Вообще, когда-то, еще в период его ухаживания за ней, оба они любили анекдоты, причем весьма рискованные, «с картинками». Да и вообще в их среде, среде комсомольских работников, подобная вольность была в моде. Лида и сама могла загнуть такой анекдотец, что хоть стой, хоть падай. Эта сексуальная свобода, как, впрочем, потом убедился Щетинин, была свойственна ей больше на словах, чем на деле. Пикировка же подобными анекдотами придавала их отношениям какую-то особую чувственную остроту, щекоча и распаляя воображение. Конечно, если вдуматься, Лида тогда была совсем другим человеком. И водочки могла хватануть не без удовольствия, и даже как-то сказала Щетинину, что, мол, мужчина без запаха табака и вина — это и не мужчина вовсе. Помнит ли она это теперь? Компанейская, одним словом, была она тогда деваха. Это теперь ее словно подменили, не заметил даже Щетинин, как это произошло.
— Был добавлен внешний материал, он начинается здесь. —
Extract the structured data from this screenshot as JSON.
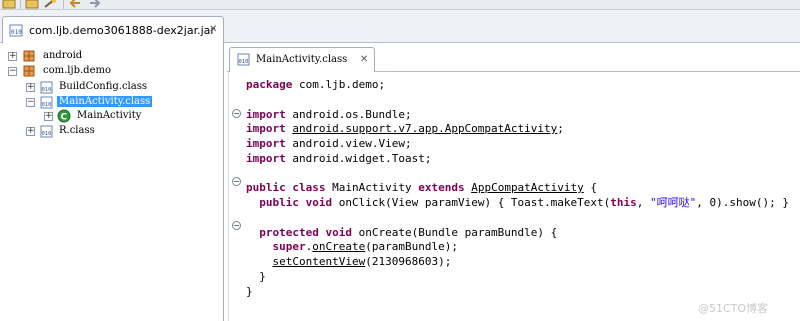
{
  "app": {
    "file_tab": "com.ljb.demo3061888-dex2jar.jar",
    "editor_tab": "MainActivity.class"
  },
  "tree": {
    "items": [
      {
        "label": "android",
        "type": "package"
      },
      {
        "label": "com.ljb.demo",
        "type": "package"
      },
      {
        "label": "BuildConfig.class",
        "type": "class-file"
      },
      {
        "label": "MainActivity.class",
        "type": "class-file",
        "selected": true
      },
      {
        "label": "MainActivity",
        "type": "class"
      },
      {
        "label": "R.class",
        "type": "class-file"
      }
    ]
  },
  "code": {
    "package_kw": "package",
    "package_name": " com.ljb.demo;",
    "imports": [
      {
        "kw": "import",
        "name": "android.os.Bundle",
        "underline": false
      },
      {
        "kw": "import",
        "name": "android.support.v7.app.AppCompatActivity",
        "underline": true
      },
      {
        "kw": "import",
        "name": "android.view.View",
        "underline": false
      },
      {
        "kw": "import",
        "name": "android.widget.Toast",
        "underline": false
      }
    ],
    "class_kw1": "public",
    "class_kw2": "class",
    "class_name": " MainActivity ",
    "extends_kw": "extends",
    "super_class": "AppCompatActivity",
    "class_open": " {",
    "onclick_kw1": "public",
    "onclick_kw2": "void",
    "onclick_body1": " onClick(View paramView) { Toast.makeText(",
    "onclick_this": "this",
    "onclick_comma": ", ",
    "onclick_str": "\"呵呵哒\"",
    "onclick_body2": ", 0).show(); }",
    "oncreate_kw1": "protected",
    "oncreate_kw2": "void",
    "oncreate_sig": " onCreate(Bundle paramBundle) {",
    "super_kw": "super",
    "super_dot": ".",
    "super_call": "onCreate",
    "super_args": "(paramBundle);",
    "set_content": "setContentView",
    "set_args": "(2130968603);",
    "close_inner": "}",
    "close_outer": "}"
  },
  "watermark": "@51CTO博客",
  "colors": {
    "keyword": "#7f0055",
    "string": "#2a00ff",
    "selection": "#3399ff"
  }
}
Только руками развести впору. Разве мог он когда-нибудь предположить, что будет его родная супружница писать доносы на него в партком? Да скорее умер бы, чем допустил такое! Большего позора, казалось ему тогда, и вообразить невозможно. Спроси его кто в те времена, как поступил бы он, случись в его семье подобное, он бы ответил, не колеблясь: «Да я бы такую стерву в двадцать четыре часа за порог выставил. Без права на обжалование!» Однако верно, оказывается, говорят: не зарекайся! Вот ведь сидят они мирно, по-семейному, чай-кофе пьют, его будущие зарубежные покупки обсуждают — чем не идиллия?.. Так и подмывает Щетинина спросить: ну и чего же ты, милая, добилась телегами своими, жалобами в партком? Только мужа в помоях выкупала и сама в них же выкупалась. Да что с нее возьмешь, не понимает она кадровой политики, внутреннего, так сказать, механизма этой политики не чувствует. У нас ведь как: пока ты свой, пока втянут в орбиту, тебе и бревно простят в глазу, пожурят разве что по-родственному, для острастки; может, и ремешком, образно говоря, стеганут пару раз — так тоже по-отечески, чтобы не зарывался; но битый, как известно, порой еще выше небитого котируется, ценит его начальство больше. Это пока ты в орбиту втянут. Коли же выпал из орбиты, тебе любую соринку в вину поставят, никто цацкаться с тобой не станет…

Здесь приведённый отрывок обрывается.